I think Dikran (+1) is right pointing to no-free-lunch theorems and the ad hoc nature working with missing values imputations. Best is indeed highly dependent on a particular case you deal with. Moreover the optimality criterion is unclear even if you do some Monte Carlo simulations fixing data generating process, the conclusions won't prove the optimality. You might state though that the data does not contradicts (yet) the fact that a particular imputation is superior to this particular data (this is the only thing you can show by simulations). Thus I only can give some recommendations based on the personal recent experience.

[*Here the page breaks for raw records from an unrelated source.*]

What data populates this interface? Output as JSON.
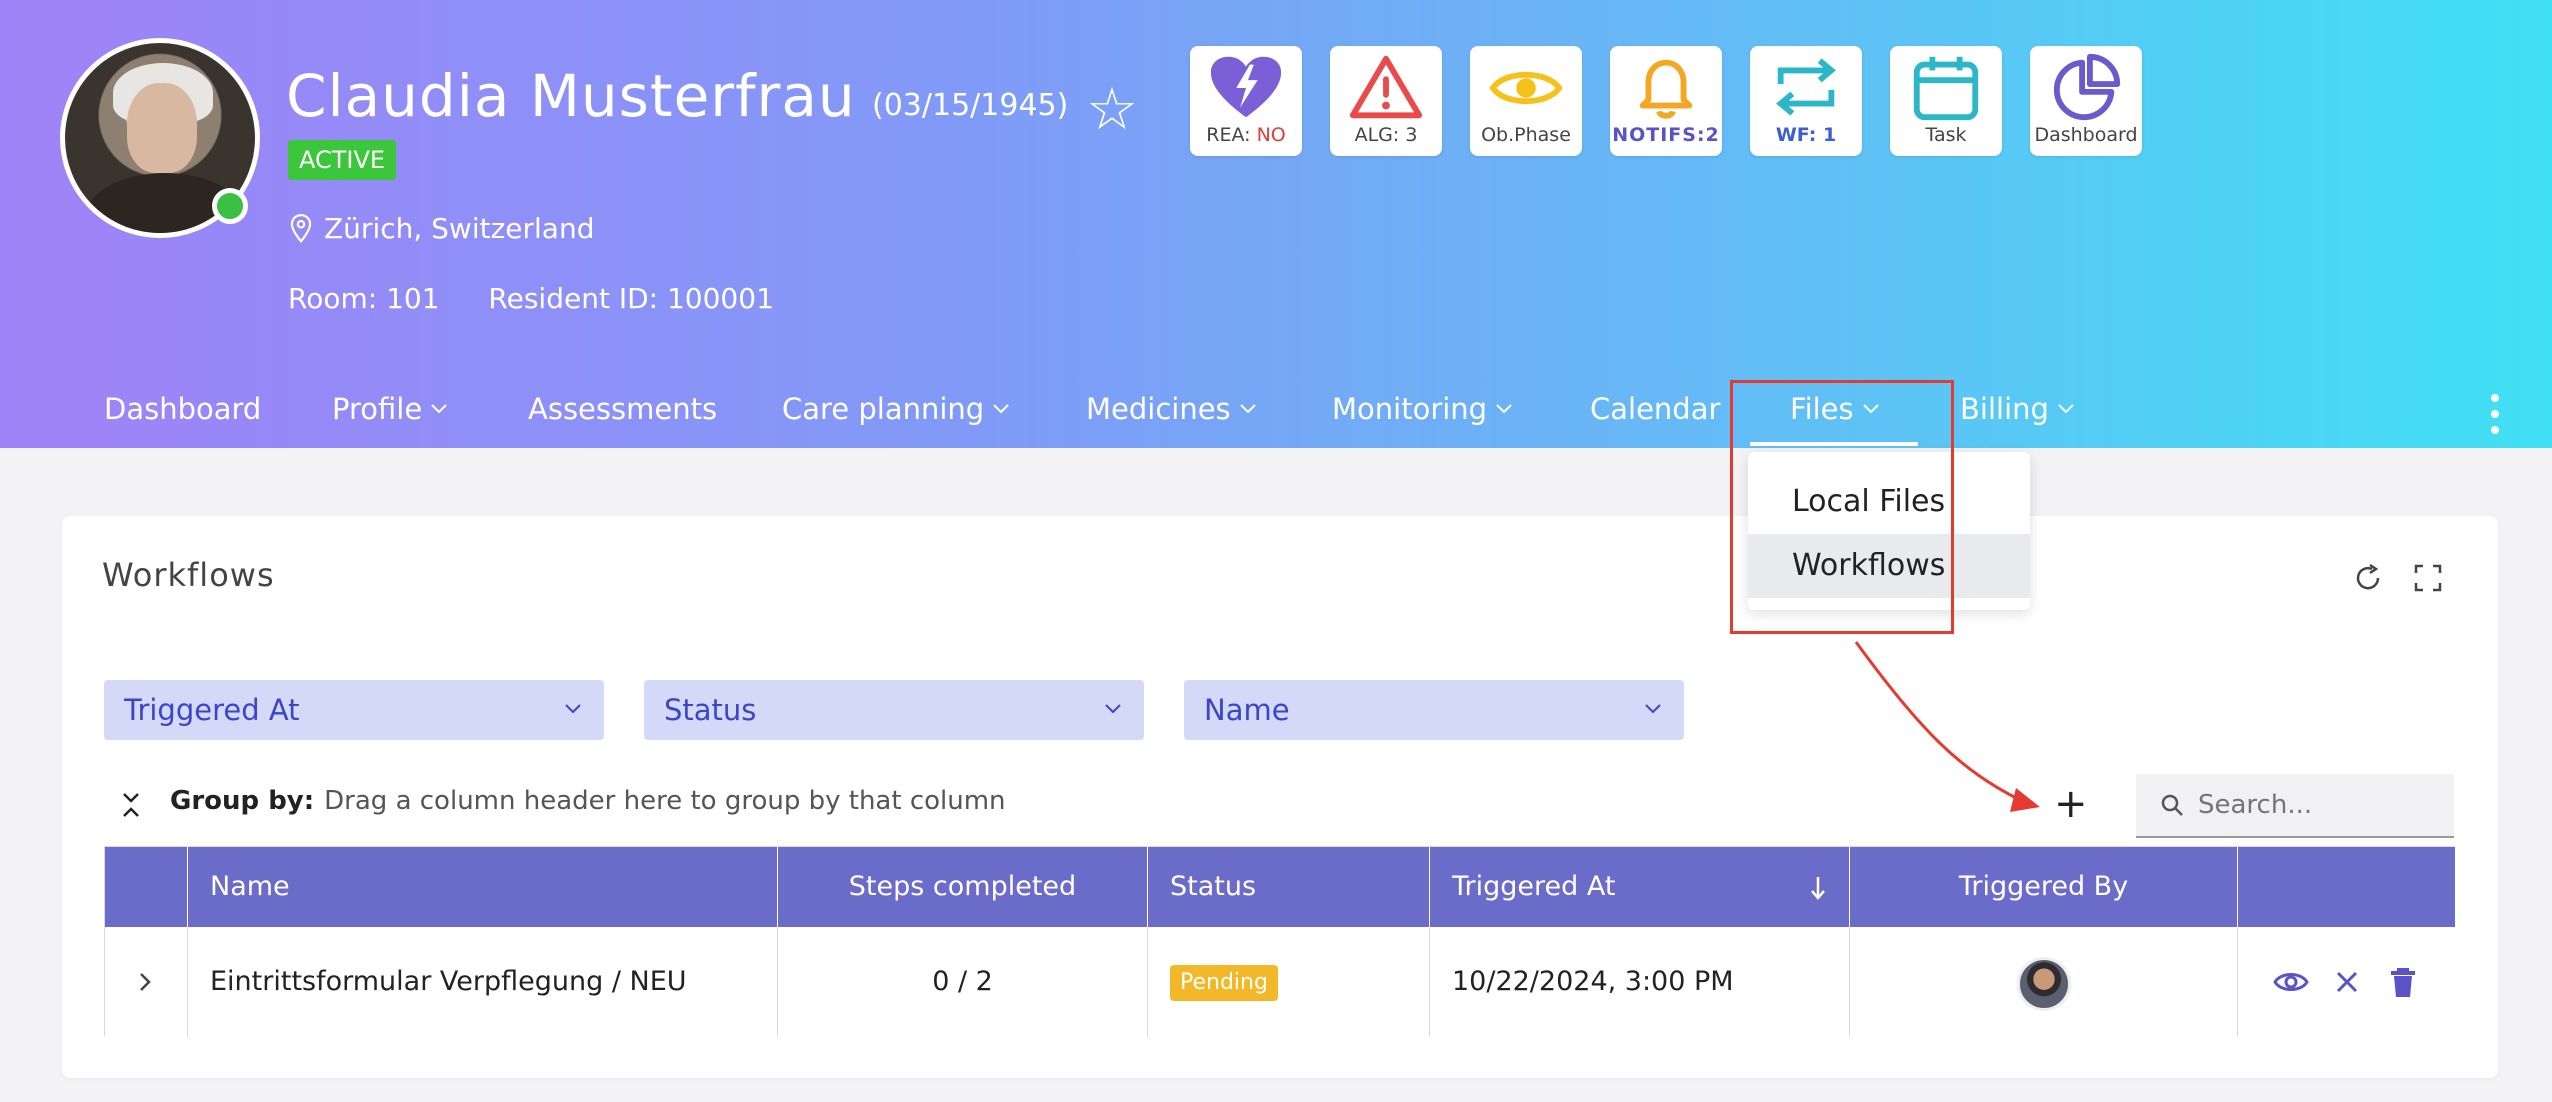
{
  "patient": {
    "name": "Claudia Musterfrau",
    "dob": "(03/15/1945)",
    "status": "ACTIVE",
    "location": "Zürich, Switzerland",
    "room": "Room: 101",
    "resident_id": "Resident ID: 100001"
  },
  "tiles": {
    "rea_prefix": "REA: ",
    "rea_value": "NO",
    "alg": "ALG: 3",
    "ob_phase": "Ob.Phase",
    "notifs": "NOTIFS:2",
    "wf_prefix": "WF: ",
    "wf_value": "1",
    "task": "Task",
    "dashboard": "Dashboard"
  },
  "nav": {
    "dashboard": "Dashboard",
    "profile": "Profile",
    "assessments": "Assessments",
    "care_planning": "Care planning",
    "medicines": "Medicines",
    "monitoring": "Monitoring",
    "calendar": "Calendar",
    "files": "Files",
    "billing": "Billing"
  },
  "files_menu": {
    "local_files": "Local Files",
    "workflows": "Workflows"
  },
  "card": {
    "title": "Workflows",
    "filters": [
      "Triggered At",
      "Status",
      "Name"
    ],
    "group_by_label": "Group by:",
    "group_by_hint": "Drag a column header here to group by that column",
    "search_placeholder": "Search...",
    "add_symbol": "+"
  },
  "table": {
    "columns": [
      "Name",
      "Steps completed",
      "Status",
      "Triggered At",
      "Triggered By"
    ],
    "rows": [
      {
        "name": "Eintrittsformular Verpflegung / NEU",
        "steps": "0 / 2",
        "status": "Pending",
        "triggered_at": "10/22/2024, 3:00 PM"
      }
    ]
  },
  "colors": {
    "accent": "#6b6bc9",
    "filter_bg": "#d5d9f8",
    "active_badge": "#3cc63c",
    "pending_badge": "#f3b829",
    "annotation_red": "#e53a2f"
  }
}
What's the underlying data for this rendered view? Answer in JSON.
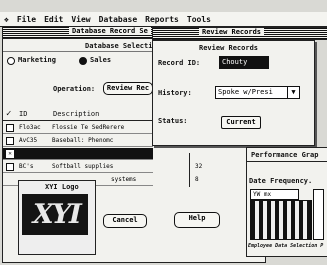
{
  "menubar": {
    "items": [
      "File",
      "Edit",
      "View",
      "Database",
      "Reports",
      "Tools"
    ]
  },
  "main_window": {
    "title": "Database Record Se",
    "selection_title": "Database Selectio",
    "options": [
      {
        "label": "Marketing",
        "selected": false
      },
      {
        "label": "Sales",
        "selected": true
      }
    ],
    "operation_label": "Operation:",
    "operation_button": "Review Rec",
    "columns": {
      "check": "✓",
      "id": "ID",
      "description": "Description"
    },
    "rows": [
      {
        "checked": false,
        "id": "Flo3ac",
        "description": "Flossie Te SedRerere",
        "qty": "",
        "highlighted": false
      },
      {
        "checked": false,
        "id": "AvC35",
        "description": "Baseball: Phenomc",
        "qty": "",
        "highlighted": false
      },
      {
        "checked": true,
        "id": "",
        "description": "",
        "qty": "",
        "highlighted": true
      },
      {
        "checked": false,
        "id": "BC's",
        "description": "Softball supplies",
        "qty": "32",
        "highlighted": false
      },
      {
        "checked": false,
        "id": "",
        "description": "systems",
        "qty": "8",
        "highlighted": false
      }
    ],
    "cancel_button": "Cancel",
    "help_button": "Help"
  },
  "logo_window": {
    "title": "XYI Logo",
    "logo_text": "XYI"
  },
  "review_window": {
    "title_bar": "Review Records",
    "heading": "Review Records",
    "record_id_label": "Record ID:",
    "record_id_value": "Chouty",
    "history_label": "History:",
    "history_value": "Spoke w/Presi",
    "status_label": "Status:",
    "status_value": "Current"
  },
  "perf_window": {
    "title": "Performance Grap",
    "date_label": "Date Frequency.",
    "select_value": "YW mx",
    "footer": "Employee Data Selection P"
  }
}
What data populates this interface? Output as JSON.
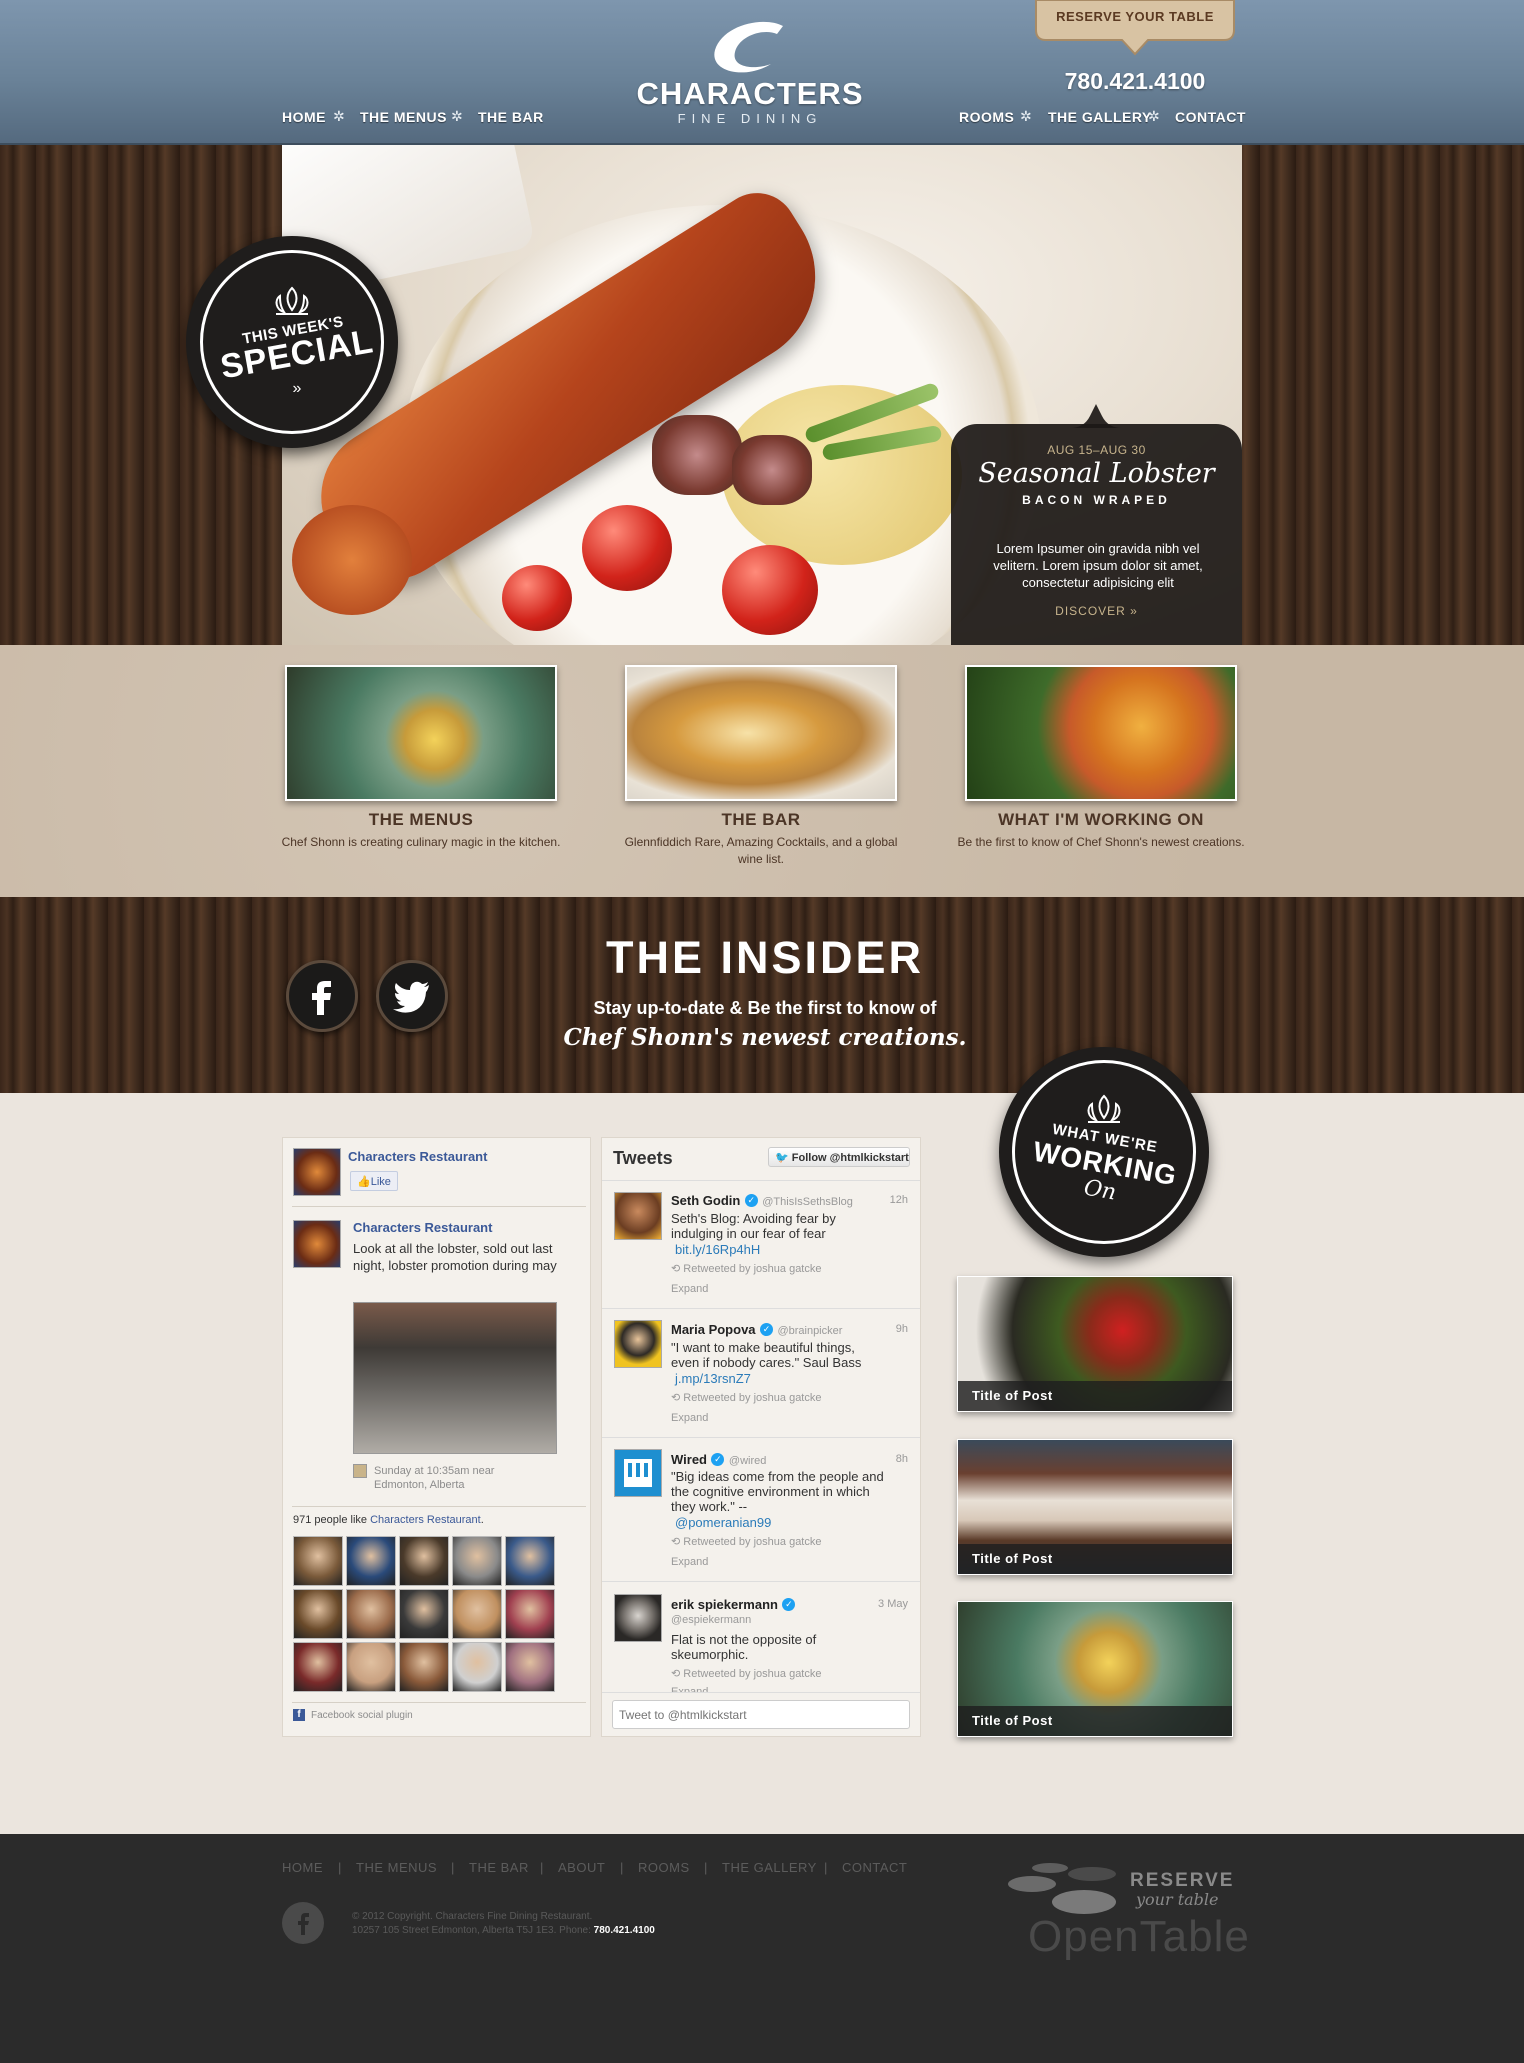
{
  "header": {
    "nav_left": [
      "HOME",
      "THE MENUS",
      "THE BAR"
    ],
    "nav_right": [
      "ROOMS",
      "THE GALLERY",
      "CONTACT"
    ],
    "logo_name": "CHARACTERS",
    "logo_sub": "FINE DINING",
    "reserve": "RESERVE YOUR TABLE",
    "phone": "780.421.4100"
  },
  "hero": {
    "badge_line1": "THIS WEEK'S",
    "badge_line2": "SPECIAL",
    "badge_arrow": "»",
    "date": "AUG 15–AUG 30",
    "title": "Seasonal Lobster",
    "subtitle": "BACON WRAPED",
    "description": "Lorem Ipsumer oin gravida nibh vel velitern. Lorem ipsum dolor sit amet, consectetur adipisicing elit",
    "cta": "DISCOVER »"
  },
  "features": [
    {
      "title": "THE MENUS",
      "desc": "Chef Shonn is creating culinary magic in the kitchen."
    },
    {
      "title": "THE BAR",
      "desc": "Glennfiddich Rare, Amazing Cocktails, and a global wine list."
    },
    {
      "title": "WHAT I'M WORKING ON",
      "desc": "Be the first to know of Chef Shonn's newest creations."
    }
  ],
  "insider": {
    "title": "THE INSIDER",
    "line1": "Stay up-to-date & Be the first to know of",
    "line2": "Chef Shonn's newest creations."
  },
  "working_badge": {
    "line1": "WHAT WE'RE",
    "line2": "WORKING",
    "line3": "On"
  },
  "facebook": {
    "page_name": "Characters Restaurant",
    "like": "Like",
    "post_author": "Characters Restaurant",
    "post_text": "Look at all the lobster, sold out last night, lobster promotion during may",
    "post_meta_1": "Sunday at 10:35am near",
    "post_meta_2": "Edmonton, Alberta",
    "likes_prefix": "971 people like ",
    "likes_page": "Characters Restaurant",
    "likes_suffix": ".",
    "plugin": "Facebook social plugin"
  },
  "twitter": {
    "title": "Tweets",
    "follow": "Follow @htmlkickstart",
    "compose_placeholder": "Tweet to @htmlkickstart",
    "tweets": [
      {
        "name": "Seth Godin",
        "handle": "@ThisIsSethsBlog",
        "time": "12h",
        "text": "Seth's Blog: Avoiding fear by indulging in our fear of fear",
        "link": "bit.ly/16Rp4hH",
        "retweet": "Retweeted by joshua gatcke",
        "expand": "Expand"
      },
      {
        "name": "Maria Popova",
        "handle": "@brainpicker",
        "time": "9h",
        "text": "\"I want to make beautiful things, even if nobody cares.\" Saul Bass",
        "link": "j.mp/13rsnZ7",
        "retweet": "Retweeted by joshua gatcke",
        "expand": "Expand"
      },
      {
        "name": "Wired",
        "handle": "@wired",
        "time": "8h",
        "text": "\"Big ideas come from the people and the cognitive environment in which they work.\" --",
        "link": "@pomeranian99",
        "retweet": "Retweeted by joshua gatcke",
        "expand": "Expand"
      },
      {
        "name": "erik spiekermann",
        "handle": "@espiekermann",
        "time": "3 May",
        "text": "Flat is not the opposite of skeumorphic.",
        "link": "",
        "retweet": "Retweeted by joshua gatcke",
        "expand": "Expand"
      }
    ]
  },
  "posts": [
    "Title of Post",
    "Title of Post",
    "Title of Post"
  ],
  "footer": {
    "nav": [
      "HOME",
      "THE MENUS",
      "THE BAR",
      "ABOUT",
      "ROOMS",
      "THE GALLERY",
      "CONTACT"
    ],
    "copyright": "© 2012 Copyright. Characters Fine Dining Restaurant.",
    "address": "10257 105 Street Edmonton, Alberta T5J 1E3. Phone:",
    "phone": "780.421.4100",
    "ot_title": "RESERVE",
    "ot_sub": "your table",
    "ot_word": "OpenTable"
  },
  "colors": {
    "header_blue": "#6a8298",
    "wood": "#3a261a",
    "paper": "#ebe5de",
    "footer": "#2b2b2b",
    "link_blue": "#3b5998"
  }
}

It seems that Expectation-Maximization (EM) for time series imputations based on data rich data sets (in the context of factor models to be more precise) returns visually acceptable results for scaled (standardized data) data. The imputed data may be easily unscaled to the original units, thus it is also in favor of EM method as applied to time series. Though to fasten the convergence of EM method I would recommend to impute NA by interpolation (in R you may consider
na.approx for linear and
na.spline for cubic spline approximations) and then run the iterations. The described method worked pretty well for macroeconomic time series, for (ultra)high frequency financial data the nature of missing values may be important. I also vote for the Dikran's suggestion regarding multiple imputation (MI). You may need additional flexibility that multiple imputation provides you. The only thing as is left unclear is how both methods work with low signal/noise ratio as the common signal may be dominated by the idiosyncratic volatility within the response time series.